6. Data Privacy Impact Assessment (DPIA):
   The GAID prescribes circumstances that require a DPIA (for example: communication software, digital financial services, health-care processing, e-commerce, educational records, public surveillance and cross-border transfer scenarios). A DPIA must be signed by a certified DPO, follow the GAID template (Schedule 4), and its outcome must be included in the CAR. Where processing predates the GAID, a DPIA must be conducted and submitted within the GAID’s transitional timelines.
7. Third Party Relationships and Cross-Border Data Transfer
   i. Data Processing Agreements (DPA)
   DPAs must explicitly identify the parties, the purpose, the scope, and the lawful basis for processing. Even sole proprietors or agents handling sensitive data must undergo training in data protection.
   ii. Cross-border Transfers
   Part VIII of the NDPA governs all cross-border transfers of personal data from Nigeria. Cross-border transfers are permitted on specific grounds: an adequacy decision by the NDPC, an approved Cross-Border Data Transfer Instrument (CBDTI), or other lawful bases (e.g., explicit consent, necessity for legal claims). The GAID provides a Schedule for assessing adequacy and interim guidance pending formal instruments.
8. Enforcement and complaints
   If the Commission opens an investigation, it will issue a notice and expect the respondent to reply (typically within 21 days). The GAID also introduces a Standard Notice to Address Grievance (SNAG) for data subjects and civil society to issue complaints before regulatory escalation.

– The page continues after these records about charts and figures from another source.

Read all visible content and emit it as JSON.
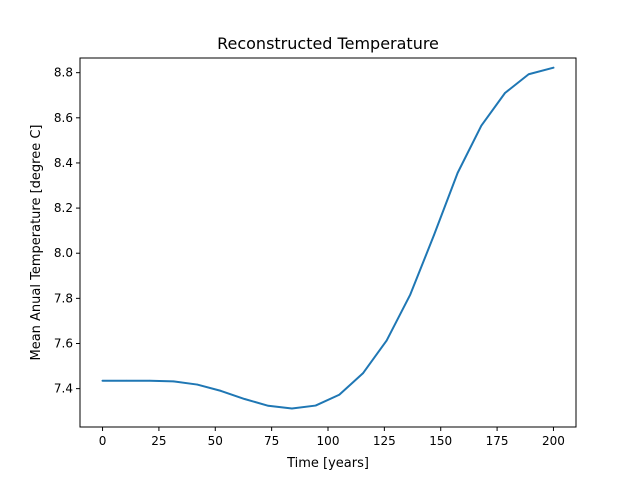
{
  "chart_data": {
    "type": "line",
    "title": "Reconstructed Temperature",
    "xlabel": "Time [years]",
    "ylabel": "Mean Anual Temperature [degree C]",
    "xlim": [
      -10,
      210
    ],
    "ylim": [
      7.23,
      8.865
    ],
    "xticks": [
      0,
      25,
      50,
      75,
      100,
      125,
      150,
      175,
      200
    ],
    "xtick_labels": [
      "0",
      "25",
      "50",
      "75",
      "100",
      "125",
      "150",
      "175",
      "200"
    ],
    "yticks": [
      7.4,
      7.6,
      7.8,
      8.0,
      8.2,
      8.4,
      8.6,
      8.8
    ],
    "ytick_labels": [
      "7.4",
      "7.6",
      "7.8",
      "8.0",
      "8.2",
      "8.4",
      "8.6",
      "8.8"
    ],
    "grid": false,
    "series": [
      {
        "color": "#1f77b4",
        "x": [
          0,
          10.5,
          21,
          31.5,
          42,
          52.5,
          63,
          73.5,
          84,
          94.5,
          105,
          115.5,
          126,
          136.5,
          147,
          157.5,
          168,
          178.5,
          189,
          200
        ],
        "y": [
          7.435,
          7.435,
          7.435,
          7.432,
          7.418,
          7.39,
          7.354,
          7.324,
          7.312,
          7.325,
          7.373,
          7.468,
          7.613,
          7.817,
          8.08,
          8.356,
          8.565,
          8.71,
          8.793,
          8.822
        ]
      }
    ]
  }
}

   Practical Compliance Checklist
   • Organisations are advised to determine their classification under the GAID as Ultra-High Level, Extra-High Level, or Ordinary-High Level, since classification determines applicable compliance obligations.
   • Entities established before 12th June 2023 shall file their Compliance Audit Returns (CARs) not later than 31st March each year, while entities established thereafter shall file their first CAR within fifteen months of incorporation and subsequently on an annual basis.
   • A qualified Data Protection Officer (DPO) with adequate authority and resources must be appointed to submit semi-annual internal compliance reports.
   • Data Privacy Impact Assessments (DPIAs) are to be conducted for high-risk processing operations identified by the GAID, endorsed by a certified DPO, and incorporated into the CAR.
   • Privacy notices, cookie consent mechanisms, and retention policies should be reviewed to ensure conformity with GAID requirements on visibility, consent, and the six-month storage limitation, except where lawful grounds justify extended retention.
   Conclusion
   The GAID materially raises sectoral and procedural expectations for organisations handling Nigerian data. It combines prescriptive administrative requirements (CARs, fees, credential verification) with substantive controls (DPIA, storage limitation, cookie consent). While the GAID sharpens enforcement clarity, some interpretive issues remain (notably the NDPR transition). Businesses should treat the GAID as binding operational guidance and align policies, DPO resourcing, DPIA practice and CAR calendar without delay.